Add another check script for whitespace.

Add a script which checks for whitespace tokens, similar to the script checking for repeated tokens. Also move some functionality shared between them into a utility file, and make check_repeated_token PEP8 compliant.
author: Matthäus G. Chajdas <dev@anteru.net> 2022-12-04 15:12:42 +0100
committer: Matthäus G. Chajdas <dev@anteru.net> 2022-12-04 15:12:42 +0100
commit: d98309343786205a34b483c559be5eefcfd7eade (patch)
tree: 27dd9bd9102b00ba3b453d9dfd96d4f8963f7b97 /scripts
parent: dc492aea253a33f3335177dda23066aaf85050a3 (diff)
download: pygments-git-d98309343786205a34b483c559be5eefcfd7eade.tar.gz
3 files changed, 108 insertions, 47 deletions
diff --git a/scripts/check_repeated_token.py b/scripts/check_repeated_token.py
index 7226098d..16362813 100755
--- a/scripts/check_repeated_token.py
+++ b/scripts/check_repeated_token.py
@@ -7,7 +7,7 @@
     repeatedly, i.e. for example:
 
     .. code::
-   
+
       'd'           Text
       'a'           Text
       't'           Text
@@ -16,46 +16,27 @@
       'a'           Text
       's'           Text
       'e'           Text
-   
+
     This script has two test modes: Check for tokens repeating more often than
     a given threshold, and exclude anything but single-character tokens.

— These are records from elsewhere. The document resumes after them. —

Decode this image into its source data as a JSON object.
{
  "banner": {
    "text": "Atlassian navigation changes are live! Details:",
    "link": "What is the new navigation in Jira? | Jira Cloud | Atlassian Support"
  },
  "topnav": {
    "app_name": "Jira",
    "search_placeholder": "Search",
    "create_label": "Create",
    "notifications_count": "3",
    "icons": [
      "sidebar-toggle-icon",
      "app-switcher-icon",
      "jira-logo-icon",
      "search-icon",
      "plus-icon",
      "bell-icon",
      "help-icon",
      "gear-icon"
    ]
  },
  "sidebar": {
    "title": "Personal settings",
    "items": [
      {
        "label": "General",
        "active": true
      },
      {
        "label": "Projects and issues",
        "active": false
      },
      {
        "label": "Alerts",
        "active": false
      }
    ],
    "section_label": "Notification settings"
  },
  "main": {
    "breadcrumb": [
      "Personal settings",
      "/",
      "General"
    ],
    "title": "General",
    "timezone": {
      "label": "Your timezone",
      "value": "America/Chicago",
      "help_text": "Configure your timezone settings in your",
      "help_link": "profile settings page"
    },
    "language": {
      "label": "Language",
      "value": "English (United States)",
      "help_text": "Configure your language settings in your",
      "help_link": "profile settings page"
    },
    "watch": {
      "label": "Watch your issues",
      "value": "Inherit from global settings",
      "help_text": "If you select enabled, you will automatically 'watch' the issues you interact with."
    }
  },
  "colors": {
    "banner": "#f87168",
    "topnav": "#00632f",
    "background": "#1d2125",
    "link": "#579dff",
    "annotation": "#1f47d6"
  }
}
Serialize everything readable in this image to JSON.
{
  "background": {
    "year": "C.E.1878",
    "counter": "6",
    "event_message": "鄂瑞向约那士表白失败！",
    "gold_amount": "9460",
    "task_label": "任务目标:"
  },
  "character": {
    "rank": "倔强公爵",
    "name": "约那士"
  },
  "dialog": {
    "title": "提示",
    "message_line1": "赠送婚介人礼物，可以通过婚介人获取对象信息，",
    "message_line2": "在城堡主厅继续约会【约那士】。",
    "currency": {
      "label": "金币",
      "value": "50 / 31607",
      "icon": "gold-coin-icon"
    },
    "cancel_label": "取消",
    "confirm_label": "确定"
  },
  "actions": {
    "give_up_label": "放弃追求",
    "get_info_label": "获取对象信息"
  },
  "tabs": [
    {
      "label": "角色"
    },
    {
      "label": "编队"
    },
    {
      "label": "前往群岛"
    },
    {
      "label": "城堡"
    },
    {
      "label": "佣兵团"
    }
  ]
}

     Repeated single-character tokens are quite problematic as they result in
-    bloated output and are usually an indication that someone is missing a + or *
-    in the regex. 
+    bloated output and are usually an indication that someone is missing
+    a + or * in the regex.
 
     :copyright: Copyright 2006-2022 by the Pygments team, see AUTHORS.
     :license: BSD, see LICENSE for details.
 """
 import argparse
-import os
 import sys
 
-
-def unpack_file(path):
-    """Unpack a file into text, token pairs."""
-    from collections import namedtuple
-    pair = namedtuple('TextTokenPair', ['text', 'token'])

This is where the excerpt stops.